目を覚ます
「はあ・・・良かった~目、覚めたみたい」
「・・・・そうだけど、上手く行ったとは限らないだろう?」
なにやら、目の前で紫の女の人と、旅人のようなかっこうをして、大きな帽子が印象的な男の人が話をしていました。
それが誰なのか、そしてここがどこなのか、私は誰なのか、全く分かりません。
「どう?気分は?」
紫の女の人が手を振って話しかけてきました。
「あなたは誰なんですか?また、その後ろの男性は誰なんですか?そしてここはどこなんですか?私は誰なんですか?」
全ての疑問をはきだすととてもスッキリとした気持ちになりました。
しかし、それを聞いた、女の人は困ったように眉間にしわを寄せました。
そして、後ろの人と顔を見合わせました。
「まさか・・・成功なのね・・・」
「でもこんなに早く効果が来るとはなあ・・・・」
「あなた、本当にそう思っているの?まさか、冗談じゃないでしょうね」
「んなわけないじゃないですか?!信じてくださいよ」
それでも訊いてきた女の人は不審そうに私をじっと見ます・・いや、それよりも睨む・・・と言う方が近いでしょうか・・。
「もう本人が本気でそう言ってるんだから、信じて受け入ればどうだ?マディンゴ」
どうやら、この目の前の紫の女の人は「マディンゴ」という名前だそうです。
「あなた、本当に覚えてないの?男の子の古い昔の記憶とか」
「はい?何を言ってるんですか?そんなのないじゃないですか?私は正真正銘の女じゃないですかっ!」
このマディンゴさんは何を言っているのでしょうか?
正真正銘の女の私から、ある男の子の記憶なんか出てくるわけがありません。
つい、私は初対面のマディンゴさんにムキになって言ってしまいました。
すると、それを聞いたマディンゴさんは、更にもっと睨んだり、怒ったり、歯向かったりしないで、今度は眉間にしわを寄せて、困ったような顔をしました。
「どうやら、本当みたいね・・・・でもあの男の記憶のカードはどこへ行ったのかしら?」
それは私よりも、後ろの男の人に問いかけるような言葉でした。
それに、それを私に問いかけたとしても、「記憶のカード」「男の子の古い昔の記憶」とは何のことは分からず、答えることができなかったでしょう。
「さあ?脳内で破壊されたとか、あるんじゃないか?」
「でも、そんなことありえるの?あたしはないけど」
「そりゃあ、そうだろ。でもあり得ないことが起きるのがこの世界なんだよ」
マディンゴさんと、男の人は、私を抜きで二人で話し合っていました。
その姿を見て、なんだか私は悲しくなってしまいました。
しかし、この二人が話し合っていても、私には疑問に思うことがたくさんありました。
ここはどこなのか?
私は何なのか?
なぜ、マディンゴさんと男の人がいるのか?
マディンゴさんとこの男の人は何者なのか?
そして、マディンゴさんの言った「男の子の古い昔の記憶」とは何の事なのか?
記憶のカードとは?
この男の人の名前は何なのか?
なぜ、マディンゴさんは私を不審そうに質問してきたのか?
そして、私が目を覚ます前に何が起こっていたのか?
その質問が頭の中をいっぱいにしますが、誰もこの質問の答えの一つさえ、教えてくれません。

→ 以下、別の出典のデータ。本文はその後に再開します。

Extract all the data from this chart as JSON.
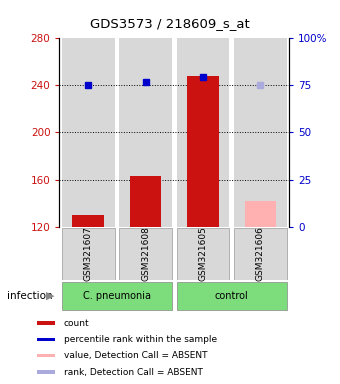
{
  "title": "GDS3573 / 218609_s_at",
  "samples": [
    "GSM321607",
    "GSM321608",
    "GSM321605",
    "GSM321606"
  ],
  "bar_values": [
    130,
    163,
    248,
    null
  ],
  "bar_absent_values": [
    null,
    null,
    null,
    142
  ],
  "bar_bottom": 120,
  "rank_values": [
    240,
    243,
    247,
    null
  ],
  "rank_absent_values": [
    null,
    null,
    null,
    240
  ],
  "ylim_left": [
    120,
    280
  ],
  "ylim_right": [
    0,
    100
  ],
  "yticks_left": [
    120,
    160,
    200,
    240,
    280
  ],
  "yticks_right": [
    0,
    25,
    50,
    75,
    100
  ],
  "ytick_labels_right": [
    "0",
    "25",
    "50",
    "75",
    "100%"
  ],
  "group_label": "infection",
  "bar_color": "#cc1111",
  "bar_absent_color": "#ffb0b0",
  "rank_color": "#0000cc",
  "rank_absent_color": "#aaaadd",
  "plot_bg": "#d8d8d8",
  "group_color": "#7ddd7d",
  "bar_width": 0.55,
  "grid_lines": [
    160,
    200,
    240
  ],
  "legend_items": [
    {
      "label": "count",
      "color": "#cc1111"
    },
    {
      "label": "percentile rank within the sample",
      "color": "#0000cc"
    },
    {
      "label": "value, Detection Call = ABSENT",
      "color": "#ffb0b0"
    },
    {
      "label": "rank, Detection Call = ABSENT",
      "color": "#aaaadd"
    }
  ]
}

それよりも、マディンゴさんと男の人が深刻そうな顔をしているので私もなかなか言い出せないのです。
言い出したら、また不審そうな目で睨まれそうで・・。
「あなた」
「え、あ、はいっ」
いきなり、マディンゴが私に言ってきたので戸惑いつつも返事をしました。
「これから、記憶の山へ行くわ。付いてきて」
「・・・・・は、はい」
はい、と返事をしたものの、意味が分かりませんでした。
記憶の山とは何なんでしょう?
ここはどうやら、「記憶」に関する世界のようです。
しかし、やっぱりそれでは分かりませんでした。
マディンゴさんは、私がさっきまでなぜかかぶっていた白い丸い球体を、部屋の机に置き、先に部屋を出ました。
次にその男の人が部屋を出たもんですから、私はついていくしか、ありませんでした。
・・・・妙に部屋の棚がキラキラと訴えかけているように、光った気がしますが、きっとそれは気のせいでしょう。
マディンゴさんは三つのカギでロックをかけて、部屋をしっかりと厳重にしました。